Permission Set Creation (anyone have predefined to share?)

I’ve been assigned the task of establishing permissions and developing role-based permission sets for our organization. The roles are straightforward. Here’s what’s needed:

• Inventory Manager: Needs access to items, vendors, and ordering processes.
• Accounts Payable: Responsible for vendor payments, processing one-time purchase invoices, and managing vendor relationships.
• Accounts Receivable: Handles customers, customer invoices, and receipt processing.
• Additionally, a comprehensive set for all accounting functions is required.

The initial three roles should be restricted from accessing the chart of accounts and viewing the financial details associated with each account. Although I’ve adjusted menus and roles, this hasn’t stopped users from using the “tell me” feature to access restricted areas. Utilizing the recording feature in permission sets often inadvertently grants full read access to the general ledger accounts, which is not our intention.

The recording adds numerous permissions, many of which are unclear, leading to confusion. There’s also uncertainty about whether the settings are correct, especially since table 15 is granted full read access—raising concerns about other unintended permissions being set.

The first three roles do need posting capabilities, and I’ve discovered that this can be accomplished through adding two permission sets. One with read permissions set to yes and limiting to entry zero. the other with read permissions set to indirect.
Is it really as simple as setting the primary tables to indirect if they show up in the recordings and the user shouldn’t have permission to get to the card page for that table?

Does anyone have “starter” permissions sets that are easily built off of?

DM me through my blog Cynthiapriebe.com. I have permission sets that provide the restriction you are asking for to G/L entries. After adding you need to check that nothing else is overriding by using Effective Permissions.

Permissions are intended to be table based, not page based. If you limit permissions by page, there is nothing stopping the user from access via a different page.

While permissions is meant to be table based, I’ve been successful at the page based solution.
The key is that the permission set must have the excluded pages in the top section and then any included permission sets in the lower left.
This way the default system permissions can be used and then pages can be excluded in the main section to prevent the user from even having the page listed in searches.
Yes there can be other ways to get to the data via the table but we have found this can work.
It does have issues in that some pages are used list pages and need to be accessible in other areas so testing is required.
I’ve tried the two permission sets to limit access to the GL details that Cynthia Priebe promotes.
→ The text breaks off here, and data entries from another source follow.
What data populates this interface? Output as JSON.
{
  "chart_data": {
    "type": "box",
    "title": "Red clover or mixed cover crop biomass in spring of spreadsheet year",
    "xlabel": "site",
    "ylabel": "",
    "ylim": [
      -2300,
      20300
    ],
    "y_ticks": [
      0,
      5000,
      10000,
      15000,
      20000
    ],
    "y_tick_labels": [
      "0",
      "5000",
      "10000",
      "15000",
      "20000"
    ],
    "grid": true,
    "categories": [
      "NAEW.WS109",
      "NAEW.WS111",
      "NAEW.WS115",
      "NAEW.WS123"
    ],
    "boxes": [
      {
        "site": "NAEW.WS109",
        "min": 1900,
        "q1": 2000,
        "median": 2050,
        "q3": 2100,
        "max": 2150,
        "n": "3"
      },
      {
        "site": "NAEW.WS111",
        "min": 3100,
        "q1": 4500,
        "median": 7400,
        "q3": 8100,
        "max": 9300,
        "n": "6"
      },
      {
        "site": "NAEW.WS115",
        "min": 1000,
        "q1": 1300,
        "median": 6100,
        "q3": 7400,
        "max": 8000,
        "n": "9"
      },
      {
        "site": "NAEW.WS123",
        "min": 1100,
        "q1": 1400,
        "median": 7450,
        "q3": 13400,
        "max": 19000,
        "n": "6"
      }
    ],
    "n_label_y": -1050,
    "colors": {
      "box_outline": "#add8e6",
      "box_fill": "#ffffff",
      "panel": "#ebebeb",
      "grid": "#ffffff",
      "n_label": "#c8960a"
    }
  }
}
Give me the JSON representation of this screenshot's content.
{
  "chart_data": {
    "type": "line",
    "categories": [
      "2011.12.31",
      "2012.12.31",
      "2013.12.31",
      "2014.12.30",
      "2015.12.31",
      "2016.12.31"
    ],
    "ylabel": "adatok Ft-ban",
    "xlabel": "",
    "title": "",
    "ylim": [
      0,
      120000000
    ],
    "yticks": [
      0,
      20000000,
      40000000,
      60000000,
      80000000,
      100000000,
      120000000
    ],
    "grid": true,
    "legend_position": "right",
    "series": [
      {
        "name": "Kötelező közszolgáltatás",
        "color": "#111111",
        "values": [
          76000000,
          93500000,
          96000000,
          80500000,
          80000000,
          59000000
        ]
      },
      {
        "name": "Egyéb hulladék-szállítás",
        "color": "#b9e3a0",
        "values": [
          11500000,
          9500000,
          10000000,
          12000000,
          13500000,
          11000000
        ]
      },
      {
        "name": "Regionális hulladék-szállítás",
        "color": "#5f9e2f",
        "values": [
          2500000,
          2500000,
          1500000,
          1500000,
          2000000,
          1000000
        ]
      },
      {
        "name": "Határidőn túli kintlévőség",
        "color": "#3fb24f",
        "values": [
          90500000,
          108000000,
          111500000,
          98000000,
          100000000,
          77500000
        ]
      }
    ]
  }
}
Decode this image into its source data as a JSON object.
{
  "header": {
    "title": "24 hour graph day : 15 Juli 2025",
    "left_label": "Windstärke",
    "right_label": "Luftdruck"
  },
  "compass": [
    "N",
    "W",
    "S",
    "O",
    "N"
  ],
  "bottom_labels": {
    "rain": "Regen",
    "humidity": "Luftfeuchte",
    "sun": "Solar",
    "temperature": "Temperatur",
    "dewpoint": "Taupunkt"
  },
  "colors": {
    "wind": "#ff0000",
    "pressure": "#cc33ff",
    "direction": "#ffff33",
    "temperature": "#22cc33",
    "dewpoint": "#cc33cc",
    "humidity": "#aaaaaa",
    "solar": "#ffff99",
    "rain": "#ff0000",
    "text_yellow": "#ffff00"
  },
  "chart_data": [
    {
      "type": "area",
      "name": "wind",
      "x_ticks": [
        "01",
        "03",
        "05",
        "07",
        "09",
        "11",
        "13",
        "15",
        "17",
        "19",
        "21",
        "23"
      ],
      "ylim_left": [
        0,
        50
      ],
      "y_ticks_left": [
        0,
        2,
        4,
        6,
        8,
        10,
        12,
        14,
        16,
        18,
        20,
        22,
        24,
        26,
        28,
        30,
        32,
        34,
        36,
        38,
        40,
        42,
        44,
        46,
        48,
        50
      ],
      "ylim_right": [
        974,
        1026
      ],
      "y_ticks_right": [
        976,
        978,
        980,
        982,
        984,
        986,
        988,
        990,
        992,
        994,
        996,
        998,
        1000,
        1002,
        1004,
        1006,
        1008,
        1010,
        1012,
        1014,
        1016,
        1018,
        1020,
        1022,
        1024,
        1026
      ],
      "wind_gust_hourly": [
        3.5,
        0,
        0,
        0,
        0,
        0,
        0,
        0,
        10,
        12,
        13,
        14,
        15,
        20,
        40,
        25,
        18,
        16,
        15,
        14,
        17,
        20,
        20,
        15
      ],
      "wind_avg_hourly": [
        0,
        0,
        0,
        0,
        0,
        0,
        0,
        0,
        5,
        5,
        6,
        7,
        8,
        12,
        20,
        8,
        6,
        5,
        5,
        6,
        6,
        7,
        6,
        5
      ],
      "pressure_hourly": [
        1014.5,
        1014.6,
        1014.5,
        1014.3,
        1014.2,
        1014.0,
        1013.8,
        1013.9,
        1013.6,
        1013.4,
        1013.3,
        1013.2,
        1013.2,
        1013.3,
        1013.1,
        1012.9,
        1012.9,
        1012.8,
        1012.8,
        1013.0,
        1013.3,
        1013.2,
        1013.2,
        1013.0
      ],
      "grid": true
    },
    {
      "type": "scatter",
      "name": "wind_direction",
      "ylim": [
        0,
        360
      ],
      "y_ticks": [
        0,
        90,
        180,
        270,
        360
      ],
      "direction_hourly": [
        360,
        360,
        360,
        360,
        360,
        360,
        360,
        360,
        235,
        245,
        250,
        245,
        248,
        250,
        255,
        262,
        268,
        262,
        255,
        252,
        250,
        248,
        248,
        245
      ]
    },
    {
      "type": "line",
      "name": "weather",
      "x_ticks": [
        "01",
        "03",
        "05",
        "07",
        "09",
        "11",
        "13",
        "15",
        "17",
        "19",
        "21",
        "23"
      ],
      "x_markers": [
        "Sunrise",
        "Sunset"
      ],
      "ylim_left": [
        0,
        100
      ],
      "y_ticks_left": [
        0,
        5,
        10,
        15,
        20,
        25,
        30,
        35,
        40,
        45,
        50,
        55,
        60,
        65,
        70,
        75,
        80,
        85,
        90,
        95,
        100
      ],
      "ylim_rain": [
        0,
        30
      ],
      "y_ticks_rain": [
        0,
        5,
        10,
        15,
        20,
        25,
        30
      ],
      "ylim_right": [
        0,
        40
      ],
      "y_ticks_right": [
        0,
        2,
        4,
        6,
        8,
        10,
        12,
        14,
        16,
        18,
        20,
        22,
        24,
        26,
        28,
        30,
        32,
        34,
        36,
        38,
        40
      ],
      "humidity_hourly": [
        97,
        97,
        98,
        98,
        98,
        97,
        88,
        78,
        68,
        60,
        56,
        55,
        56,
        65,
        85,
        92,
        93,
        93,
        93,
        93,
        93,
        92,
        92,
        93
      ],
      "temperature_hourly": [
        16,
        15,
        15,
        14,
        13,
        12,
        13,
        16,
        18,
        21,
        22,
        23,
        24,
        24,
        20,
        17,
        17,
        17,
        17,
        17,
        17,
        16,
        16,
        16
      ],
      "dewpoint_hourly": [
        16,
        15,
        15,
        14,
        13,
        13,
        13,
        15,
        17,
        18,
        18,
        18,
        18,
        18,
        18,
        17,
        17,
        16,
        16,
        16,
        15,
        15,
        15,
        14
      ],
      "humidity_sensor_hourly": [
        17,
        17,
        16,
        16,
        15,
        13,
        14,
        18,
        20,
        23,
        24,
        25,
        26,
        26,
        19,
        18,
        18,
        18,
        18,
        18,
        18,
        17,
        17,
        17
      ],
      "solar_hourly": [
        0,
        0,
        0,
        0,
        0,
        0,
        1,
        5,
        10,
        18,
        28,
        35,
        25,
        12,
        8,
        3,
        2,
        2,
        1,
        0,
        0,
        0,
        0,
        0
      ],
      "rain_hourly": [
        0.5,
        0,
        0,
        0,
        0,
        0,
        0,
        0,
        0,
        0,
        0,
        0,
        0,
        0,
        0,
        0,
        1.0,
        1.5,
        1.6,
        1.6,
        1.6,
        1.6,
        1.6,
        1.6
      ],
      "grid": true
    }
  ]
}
I got it to sort of work. I had to change the default permissions provided by the system and if the user went to the chart of accounts, no numbers were listed however when they tried to preview a posting, it would indicate a permission setting wasn’t correct.
We will tackle this again at somepoint but the page exclusion is doing the job for the moment.
There are a lot of setup tables we don’t want touched and would like to restrict access to but that’s all for another day.